Figure 3: LEF1 overexpression promotes a central memory–like program in human NKTs.

Figure 3:

A, Design of the GFP.LEF1 gammaretroviral construct for overexpression of LEF1 long isoform. B–F, NKTs underwent 10 days of primary expansion followed by restimulation with αGalCer-pulsed B-8-2 cells. They were then transduced with the GFP.LEF1 construct or GFP.FFLuc two days after secondary stimulation and phenotypes were studied eight days later. (B) Cell number was determined and fold change was calculated relative to input cell number.
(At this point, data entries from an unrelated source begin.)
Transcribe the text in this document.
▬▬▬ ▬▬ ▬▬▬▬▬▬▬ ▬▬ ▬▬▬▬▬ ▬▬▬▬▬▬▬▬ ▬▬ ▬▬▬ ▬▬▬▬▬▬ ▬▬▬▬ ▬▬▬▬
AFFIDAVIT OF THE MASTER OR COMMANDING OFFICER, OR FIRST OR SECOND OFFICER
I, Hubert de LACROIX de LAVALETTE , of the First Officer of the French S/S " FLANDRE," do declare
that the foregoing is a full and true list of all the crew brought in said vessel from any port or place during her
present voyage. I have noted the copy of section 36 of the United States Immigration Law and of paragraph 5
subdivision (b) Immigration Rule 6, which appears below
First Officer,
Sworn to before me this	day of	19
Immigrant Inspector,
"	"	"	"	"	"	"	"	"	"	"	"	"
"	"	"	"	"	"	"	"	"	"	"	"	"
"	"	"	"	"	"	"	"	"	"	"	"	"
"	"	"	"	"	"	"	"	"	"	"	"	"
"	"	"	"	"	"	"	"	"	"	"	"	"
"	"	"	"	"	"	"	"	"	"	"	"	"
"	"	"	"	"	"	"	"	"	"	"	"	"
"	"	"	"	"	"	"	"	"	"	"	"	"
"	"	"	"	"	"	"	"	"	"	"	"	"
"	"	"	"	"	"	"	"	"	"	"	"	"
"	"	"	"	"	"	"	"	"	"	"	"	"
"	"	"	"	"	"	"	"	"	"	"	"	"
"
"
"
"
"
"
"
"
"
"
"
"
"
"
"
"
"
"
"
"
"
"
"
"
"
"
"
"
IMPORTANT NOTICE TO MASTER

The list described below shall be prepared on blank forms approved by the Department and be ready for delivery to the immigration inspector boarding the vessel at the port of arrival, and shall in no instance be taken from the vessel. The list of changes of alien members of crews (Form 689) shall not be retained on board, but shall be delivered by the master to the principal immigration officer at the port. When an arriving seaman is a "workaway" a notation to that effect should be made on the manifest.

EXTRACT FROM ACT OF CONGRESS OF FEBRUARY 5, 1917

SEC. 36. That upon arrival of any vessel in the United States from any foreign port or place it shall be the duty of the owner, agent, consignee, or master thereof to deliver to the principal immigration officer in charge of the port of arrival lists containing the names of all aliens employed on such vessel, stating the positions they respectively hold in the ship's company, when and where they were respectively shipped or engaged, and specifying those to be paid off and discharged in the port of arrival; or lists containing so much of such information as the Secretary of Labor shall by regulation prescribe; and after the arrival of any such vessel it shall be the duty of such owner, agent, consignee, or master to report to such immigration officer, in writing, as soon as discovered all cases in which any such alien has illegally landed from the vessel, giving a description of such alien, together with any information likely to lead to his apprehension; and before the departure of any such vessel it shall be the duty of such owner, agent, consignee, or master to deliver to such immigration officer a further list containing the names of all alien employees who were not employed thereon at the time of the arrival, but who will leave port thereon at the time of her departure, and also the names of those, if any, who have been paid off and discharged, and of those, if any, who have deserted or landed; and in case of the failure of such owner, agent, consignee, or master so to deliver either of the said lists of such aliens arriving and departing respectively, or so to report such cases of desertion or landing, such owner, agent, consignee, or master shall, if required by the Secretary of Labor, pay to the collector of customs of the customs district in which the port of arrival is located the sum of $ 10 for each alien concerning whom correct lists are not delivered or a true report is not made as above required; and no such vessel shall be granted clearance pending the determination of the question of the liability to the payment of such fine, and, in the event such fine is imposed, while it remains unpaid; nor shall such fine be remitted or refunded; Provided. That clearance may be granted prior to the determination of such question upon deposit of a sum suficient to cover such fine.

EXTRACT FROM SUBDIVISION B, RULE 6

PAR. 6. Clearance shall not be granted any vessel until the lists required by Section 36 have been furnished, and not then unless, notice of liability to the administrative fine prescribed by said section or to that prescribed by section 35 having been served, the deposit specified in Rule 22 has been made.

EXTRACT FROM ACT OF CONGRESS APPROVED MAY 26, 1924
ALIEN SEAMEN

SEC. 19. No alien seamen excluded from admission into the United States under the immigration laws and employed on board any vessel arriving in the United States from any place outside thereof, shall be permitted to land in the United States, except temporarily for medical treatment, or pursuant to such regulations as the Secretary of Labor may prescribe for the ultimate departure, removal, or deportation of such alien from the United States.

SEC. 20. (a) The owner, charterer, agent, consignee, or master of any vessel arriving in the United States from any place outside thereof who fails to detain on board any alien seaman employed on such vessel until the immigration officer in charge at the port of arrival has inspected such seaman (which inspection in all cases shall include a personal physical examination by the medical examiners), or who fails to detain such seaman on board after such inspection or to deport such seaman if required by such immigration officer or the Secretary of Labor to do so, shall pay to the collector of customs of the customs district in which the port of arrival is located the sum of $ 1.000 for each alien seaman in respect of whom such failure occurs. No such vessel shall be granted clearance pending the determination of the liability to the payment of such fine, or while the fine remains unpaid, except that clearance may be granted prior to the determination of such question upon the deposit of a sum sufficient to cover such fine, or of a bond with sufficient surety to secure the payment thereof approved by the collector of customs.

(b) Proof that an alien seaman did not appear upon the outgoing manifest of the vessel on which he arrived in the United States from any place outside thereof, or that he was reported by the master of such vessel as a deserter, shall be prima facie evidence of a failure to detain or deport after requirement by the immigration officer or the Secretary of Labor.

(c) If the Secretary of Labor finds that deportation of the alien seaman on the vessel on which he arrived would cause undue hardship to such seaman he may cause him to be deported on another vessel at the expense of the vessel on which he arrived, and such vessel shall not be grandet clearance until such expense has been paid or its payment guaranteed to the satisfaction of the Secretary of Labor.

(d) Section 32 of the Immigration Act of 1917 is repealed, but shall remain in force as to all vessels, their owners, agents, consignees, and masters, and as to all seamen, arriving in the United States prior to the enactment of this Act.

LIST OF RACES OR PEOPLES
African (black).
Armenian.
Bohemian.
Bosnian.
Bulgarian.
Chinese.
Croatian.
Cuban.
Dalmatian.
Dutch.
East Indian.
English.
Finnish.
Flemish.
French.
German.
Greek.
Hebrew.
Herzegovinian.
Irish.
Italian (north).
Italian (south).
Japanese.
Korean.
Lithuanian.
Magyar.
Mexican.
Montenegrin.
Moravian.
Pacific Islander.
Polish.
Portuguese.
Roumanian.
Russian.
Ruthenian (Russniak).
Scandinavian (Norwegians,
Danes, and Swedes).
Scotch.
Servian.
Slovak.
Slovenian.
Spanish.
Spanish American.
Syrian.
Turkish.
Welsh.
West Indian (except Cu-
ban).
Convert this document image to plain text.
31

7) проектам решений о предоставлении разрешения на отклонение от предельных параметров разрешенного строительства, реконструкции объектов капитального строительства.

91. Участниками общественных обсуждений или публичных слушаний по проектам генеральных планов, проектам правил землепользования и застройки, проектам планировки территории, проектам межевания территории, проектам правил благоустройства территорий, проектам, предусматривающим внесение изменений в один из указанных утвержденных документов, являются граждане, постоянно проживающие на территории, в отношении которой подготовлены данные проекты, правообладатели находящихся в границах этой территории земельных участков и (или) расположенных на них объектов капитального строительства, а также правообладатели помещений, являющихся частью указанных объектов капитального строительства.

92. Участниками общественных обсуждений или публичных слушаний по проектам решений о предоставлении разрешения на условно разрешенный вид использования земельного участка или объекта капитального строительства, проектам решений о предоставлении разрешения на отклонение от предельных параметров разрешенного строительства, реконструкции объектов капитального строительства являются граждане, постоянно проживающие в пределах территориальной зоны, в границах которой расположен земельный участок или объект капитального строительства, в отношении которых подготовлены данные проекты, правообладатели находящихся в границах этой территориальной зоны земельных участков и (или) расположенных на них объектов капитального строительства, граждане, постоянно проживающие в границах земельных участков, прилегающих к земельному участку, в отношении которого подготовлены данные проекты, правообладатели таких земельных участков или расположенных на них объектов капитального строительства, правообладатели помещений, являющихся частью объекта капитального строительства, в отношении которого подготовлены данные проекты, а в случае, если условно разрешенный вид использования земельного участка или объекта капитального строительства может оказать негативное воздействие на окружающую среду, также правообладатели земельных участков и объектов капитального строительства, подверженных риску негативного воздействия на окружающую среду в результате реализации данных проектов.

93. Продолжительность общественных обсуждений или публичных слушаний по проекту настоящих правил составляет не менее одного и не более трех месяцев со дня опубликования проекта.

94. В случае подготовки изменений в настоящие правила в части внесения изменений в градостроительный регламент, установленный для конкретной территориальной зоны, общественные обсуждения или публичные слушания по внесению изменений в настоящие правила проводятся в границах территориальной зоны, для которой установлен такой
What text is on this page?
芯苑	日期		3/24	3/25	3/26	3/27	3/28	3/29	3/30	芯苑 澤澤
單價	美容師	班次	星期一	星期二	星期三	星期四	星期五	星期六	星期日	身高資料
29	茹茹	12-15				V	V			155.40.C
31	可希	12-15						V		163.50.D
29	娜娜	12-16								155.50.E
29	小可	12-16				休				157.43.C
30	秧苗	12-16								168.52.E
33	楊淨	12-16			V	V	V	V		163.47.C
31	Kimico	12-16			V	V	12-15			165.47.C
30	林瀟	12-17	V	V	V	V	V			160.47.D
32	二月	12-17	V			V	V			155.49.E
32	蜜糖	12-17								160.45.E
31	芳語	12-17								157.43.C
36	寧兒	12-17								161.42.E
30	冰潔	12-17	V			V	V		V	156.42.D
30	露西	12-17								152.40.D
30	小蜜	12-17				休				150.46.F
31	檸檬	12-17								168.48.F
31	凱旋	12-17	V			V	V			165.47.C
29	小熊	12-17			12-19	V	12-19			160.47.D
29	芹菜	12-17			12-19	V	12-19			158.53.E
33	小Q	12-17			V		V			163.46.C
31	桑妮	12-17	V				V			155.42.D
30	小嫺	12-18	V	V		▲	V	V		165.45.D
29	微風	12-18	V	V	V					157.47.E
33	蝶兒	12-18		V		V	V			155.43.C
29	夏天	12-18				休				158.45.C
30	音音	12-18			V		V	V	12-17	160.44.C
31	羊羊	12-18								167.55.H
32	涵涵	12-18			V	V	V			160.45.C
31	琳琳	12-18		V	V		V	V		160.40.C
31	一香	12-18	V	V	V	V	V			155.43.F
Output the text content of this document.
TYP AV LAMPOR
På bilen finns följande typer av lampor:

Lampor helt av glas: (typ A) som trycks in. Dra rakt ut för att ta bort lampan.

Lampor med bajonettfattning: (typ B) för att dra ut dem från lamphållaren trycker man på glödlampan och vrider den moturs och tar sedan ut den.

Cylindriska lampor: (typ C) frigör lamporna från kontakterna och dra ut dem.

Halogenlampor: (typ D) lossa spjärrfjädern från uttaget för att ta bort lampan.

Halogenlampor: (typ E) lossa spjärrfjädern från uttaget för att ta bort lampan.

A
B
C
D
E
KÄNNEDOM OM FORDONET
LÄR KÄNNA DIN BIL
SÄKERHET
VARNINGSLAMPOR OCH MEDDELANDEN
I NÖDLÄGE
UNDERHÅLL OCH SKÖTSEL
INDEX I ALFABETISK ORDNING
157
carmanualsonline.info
Mean ± SEM (n = 10 donors) are shown. **P < 0.01, paired Student’s t test. (C) GFP+ cells were FACS sorted from GFP.FFluc and GFP.LEF1 NKTs. RNA isolated from the sorted cells was processed for bulk RNAseq analysis. Volcano plot shows differential gene expression (LEF1/FFLuc) with P value cutoff at 0.05 and fold change ≤ −2 / ≥ 2. (D) Differentially expressed genes of interest from (C) were grouped by shared phenotype/function. Heat maps show fold change in expression (LEF1/FFLuc). Each column represents a donor with a total of six donors tested; false discovery rate (FDR) < 0.05 (FDR < 0.20 for PDCD1) in LEF1-GFP+ and FFLuc-GFP+ cells. (E) Surface expression of central memory markers on GFP+ cells from FFLuc- or LEF1-transduced NKTs were measured by flow cytometry. Representative donor histograms and paired percent positive (n ≥ 11 donors) are shown. **P < 0.01, ****P < 0.0001, paired Student’s t test for paired result from each donor. (F) GSEA plot showing enrichment for a central memory T–cell signature in LEF1-overexpressing NKTs.